5. Add 10 ml of DPBS first and then 2 ml of trypsin/EDTA solution into flask (in the case
of T-75 flask); gently rock the flask to make sure cells are covered by trypsin/EDTA
solution; incubate the flask at 37o
C incubator for 1 to 2 minutes or until cells are
completely rounded up (monitored with inverted microscope). During incubation, prepare
a 50 ml conical centrifuge tube with 5 ml of fetal bovine serum (FBS, cat. no. 0500);
transfer trypsin/EDTA solution from the flask to the 50 ml centrifuge tube (a few percent
of cells may detached); continue incubate the flask at 37o
C for 1 minutes (no solution in
the flask at this moment); at the end of trypsinisation, one hand hold one side of flask and
the other hand gently tap the other side of the flask to detach cells from attachment; check
the flask under inverted microscope to make sure all cells are detached, add 5 ml of
trypsin neutralization solution to the flask and transfer detached cells to the 50 ml
centrifuge tube; add another 5 ml of TNS to harvest the residue cells and transfer it to the
50 ml centrifuge tube.

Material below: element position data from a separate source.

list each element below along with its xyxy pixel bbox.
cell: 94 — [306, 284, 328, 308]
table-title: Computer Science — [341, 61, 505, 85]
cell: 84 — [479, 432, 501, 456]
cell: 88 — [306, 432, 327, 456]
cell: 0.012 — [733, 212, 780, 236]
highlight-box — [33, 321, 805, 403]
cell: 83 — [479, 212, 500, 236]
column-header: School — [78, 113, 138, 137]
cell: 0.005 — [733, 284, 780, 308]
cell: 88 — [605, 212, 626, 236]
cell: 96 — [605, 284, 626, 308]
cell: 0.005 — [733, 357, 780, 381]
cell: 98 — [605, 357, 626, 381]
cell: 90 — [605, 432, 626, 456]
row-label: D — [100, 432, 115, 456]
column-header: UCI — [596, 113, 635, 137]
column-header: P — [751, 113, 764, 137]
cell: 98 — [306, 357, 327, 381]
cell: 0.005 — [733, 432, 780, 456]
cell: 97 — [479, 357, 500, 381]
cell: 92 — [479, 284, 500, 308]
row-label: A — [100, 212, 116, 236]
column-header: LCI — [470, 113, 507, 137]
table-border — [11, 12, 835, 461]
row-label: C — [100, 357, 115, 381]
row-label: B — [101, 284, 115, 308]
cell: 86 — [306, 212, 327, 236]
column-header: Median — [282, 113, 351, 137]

Examine the flask under inverted microscope to make sure the cell
harvesting is successful by looking at the number of cells left behind. There should be
less than 5%.
Note: Use ScienCell Research Laboratories’ trypsin/EDTA solution that is optimized to
minimize the killing of the cells by over trypsinization.
6. Centrifuge the 50 ml centrifuge tube (harvested cell suspension) at 1000 rpm (Beckman
Coulter Allegra 6R centrifuge or similar) for 5 min; re-suspend cells in growth medium.
7. Count cells and plate cells in a new, fibronectin coated flask with cell density as
recommended.
人冠状动脉内皮细胞Caution: Handling human derived products is potentially bioharzadous. Although each cell strain testes negative
for HIV, HBV and HCV DNA, diagnostic tests are not necessarily 100% accurate, therefore, proper precautions
mush be taken to avoid inadvertent exposure. Always wear gloves and safety glasses when working these materials.
Never mouth pipette. We recommend following the universal procedures for handling products of human origin as
the minimum precaution against contamination [1].
[1]. Grizzle, W. E., and Polt, S. S. (1988) Guidelines to avoid personal contamination by infective agents in research
laboratories that use human tissues. J Tissue Culture Methods. 11(4).